My daughter was born 2 days after the bus incident she weighed just 2 pounds and miraculously survived. Harry was given leave at the time of the birth. I remained in hospital a month with seriously high blood pressure and Joan remained 2 weeks longer for her weight to improve. Even when I was in hospital it was struck by a bomb and we new mums beds were housed in the corridors. When Joan came home we fed her with a fountain pen filler on Cow & Gate dried milk and the nurse called every day.
Our next door neighbours allowed us to share their Anderson shelter so about 3.00pm every afternoon we began getting together the things we would need during the night time bombings of Bristol. We had to take everything as we did not know when we would next be able to get back home. There was so much stuff to take for a small baby not least of which was a big container which was a gas mask for a baby.
I eventually went back to work in a little shop called Hodges which sold just about everything. I continued to live at my parents’ house after my marriage
and my mother looked after Joan whilst I was at work. One day when I was coming up the hill to my home a man was leaning against the railings smoking a cigarette and he asked me the way to the BRI (Bristol Royal Infirmary) I told him, but I was suspicious of his accent. After thinking about it I went down to the central police station, Bridewell, and reported the matter. The man was still by the railings when I and the police got there and they took him away. The police came back a few days later to say the man was a German and had been taken into custody.
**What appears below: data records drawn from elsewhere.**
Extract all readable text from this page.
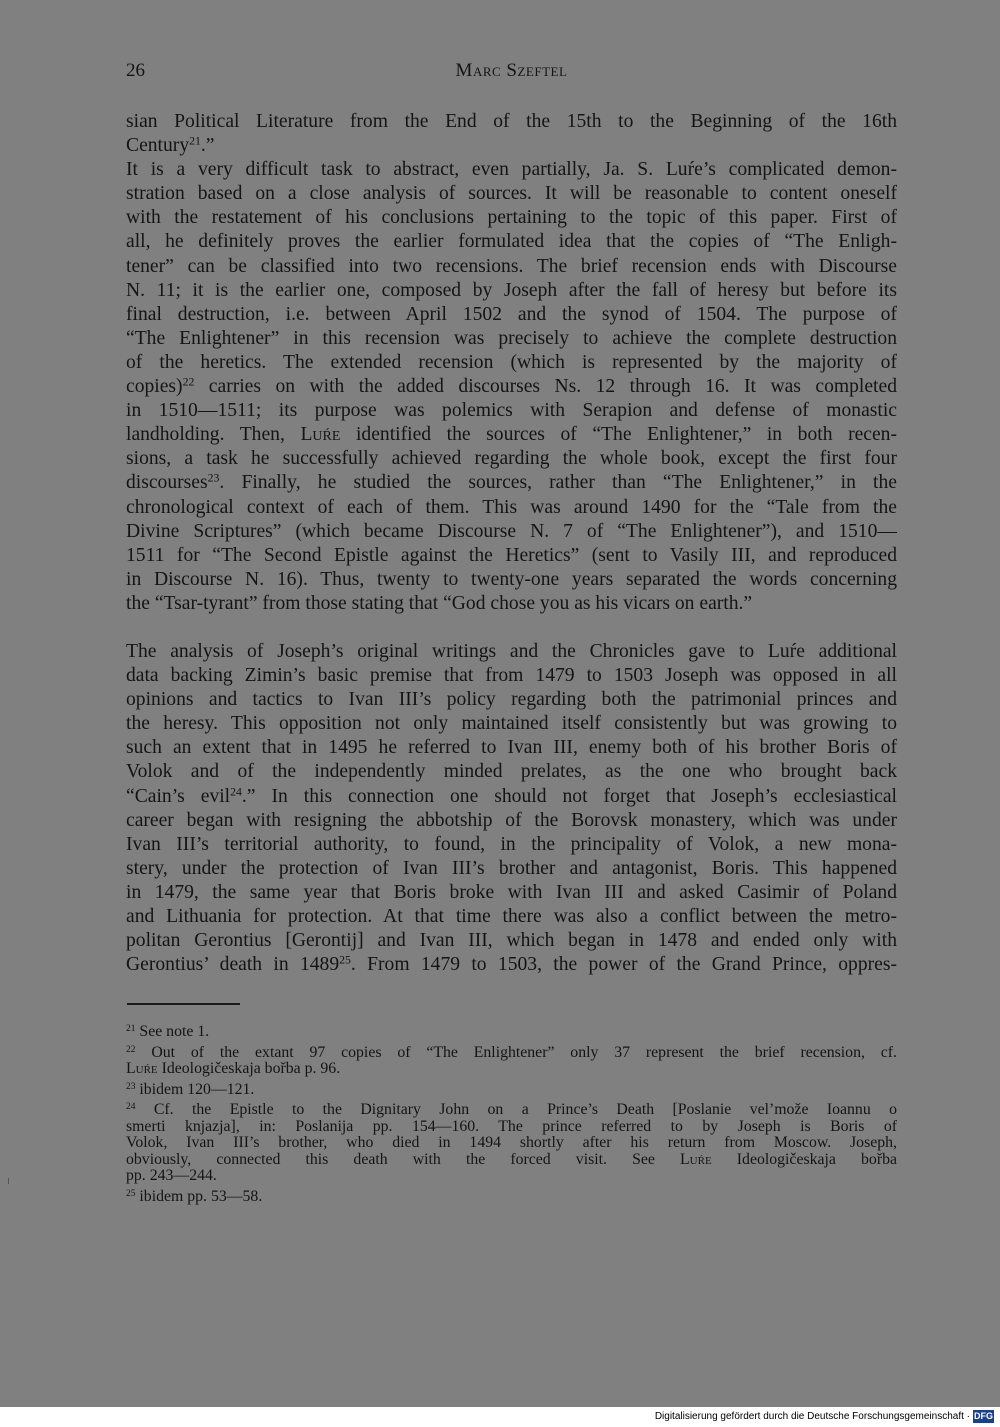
26	Marc Szeftel
sian Political Literature from the End of the 15th to the Beginning of the 16th
Century$^{21}$.”
It is a very difficult task to abstract, even partially, Ja. S. Luŕe’s complicated demon-
stration based on a close analysis of sources. It will be reasonable to content oneself
with the restatement of his conclusions pertaining to the topic of this paper. First of
all, he definitely proves the earlier formulated idea that the copies of “The Enligh-
tener” can be classified into two recensions. The brief recension ends with Discourse
N. 11; it is the earlier one, composed by Joseph after the fall of heresy but before its
final destruction, i.e. between April 1502 and the synod of 1504. The purpose of
“The Enlightener” in this recension was precisely to achieve the complete destruction
of the heretics. The extended recension (which is represented by the majority of
copies)$^{22}$ carries on with the added discourses Ns. 12 through 16. It was completed
in 1510—1511; its purpose was polemics with Serapion and defense of monastic
landholding. Then, Luŕe identified the sources of “The Enlightener,” in both recen-
sions, a task he successfully achieved regarding the whole book, except the first four
discourses$^{23}$. Finally, he studied the sources, rather than “The Enlightener,” in the
chronological context of each of them. This was around 1490 for the “Tale from the
Divine Scriptures” (which became Discourse N. 7 of “The Enlightener”), and 1510—
1511 for “The Second Epistle against the Heretics” (sent to Vasily III, and reproduced
in Discourse N. 16). Thus, twenty to twenty-one years separated the words concerning
the “Tsar-tyrant” from those stating that “God chose you as his vicars on earth.”
The analysis of Joseph’s original writings and the Chronicles gave to Luŕe additional
data backing Zimin’s basic premise that from 1479 to 1503 Joseph was opposed in all
opinions and tactics to Ivan III’s policy regarding both the patrimonial princes and
the heresy. This opposition not only maintained itself consistently but was growing to
such an extent that in 1495 he referred to Ivan III, enemy both of his brother Boris of
Volok and of the independently minded prelates, as the one who brought back
“Cain’s evil$^{24}$.” In this connection one should not forget that Joseph’s ecclesiastical
career began with resigning the abbotship of the Borovsk monastery, which was under
Ivan III’s territorial authority, to found, in the principality of Volok, a new mona-
stery, under the protection of Ivan III’s brother and antagonist, Boris. This happened
in 1479, the same year that Boris broke with Ivan III and asked Casimir of Poland
and Lithuania for protection. At that time there was also a conflict between the metro-
politan Gerontius [Gerontij] and Ivan III, which began in 1478 and ended only with
Gerontius’ death in 1489$^{25}$. From 1479 to 1503, the power of the Grand Prince, oppres-
$^{21}$ See note 1.
$^{22}$ Out of the extant 97 copies of “The Enlightener” only 37 represent the brief recension, cf.
Luŕe Ideologičeskaja bořba p. 96.
$^{23}$ ibidem 120—121.
$^{24}$ Cf. the Epistle to the Dignitary John on a Prince’s Death [Poslanie vel’može Ioannu o
smerti knjazja], in: Poslanija pp. 154—160. The prince referred to by Joseph is Boris of
Volok, Ivan III’s brother, who died in 1494 shortly after his return from Moscow. Joseph,
obviously, connected this death with the forced visit. See Luŕe Ideologičeskaja bořba
pp. 243—244.
$^{25}$ ibidem pp. 53—58.
Digitalisierung gefördert durch die Deutsche Forschungsgemeinschaft · DFG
I never found out who he was, where he came from or what he was doing on Montague Hill, Bristol.
It was whilst I was at the shop one afternoon and Joan was at home with my mother that a bomb struck our house, thankfully no one was hurt. As a result of the house receiving a direct hit we had to leave it. My parents received £15 in compensation for the house; they were told it was either that or return to the house and bear the cost of demolition and clearance.
Many times I stood on the front doorstep and heard and saw the bombers overhead. I saw the bombing of Old Market the night the department store John Lewis received a direct hit completely flattening it to the ground. It used to be next to the Empire Cinema (known as the ‘Bug House’ admission 2d) in Old Market St.
Other things I remember were
® The dances with the American GIs. Harry didn’t like dancing but he didn’t mind me going. I once won a cup for dancing.
® Food Rationing when the weekly ration per adult was 2 ounces cheese and margarine, 2 sausages, powdered egg and milk. There was orange juice and a small bottle of milk for children. Clothes and shoe coupons.
® Soap powder called ‘Erzall’
® 28 pound of coal which we collected in a pram from a coal yard in St Pauls
® NO bananas
® Packets of Oxo 3d and I collected wrappers and got a Betty Oxo rag doll for Joan
® No toilet paper we used newspaper
® If you had a hole in your stocking you painted your leg the same colour so that the hole didn’t show
® We wore paper knickers!
® We had a gramophone with a huge horn and bought records at 3d each, but we often got home to find we had cracked the record.
® A battery wireless on which we listened to the war news
® Our lighting at Montague Hill was gas lighting operated with 2 chains and we paid for it with a 1d in the slot metre, sometimes when it was emptied there was a 2d refund!
® Going to Cockle Jones on The Centre and buying 1d worth of cockles which we strained through a battered straw Brownies hat!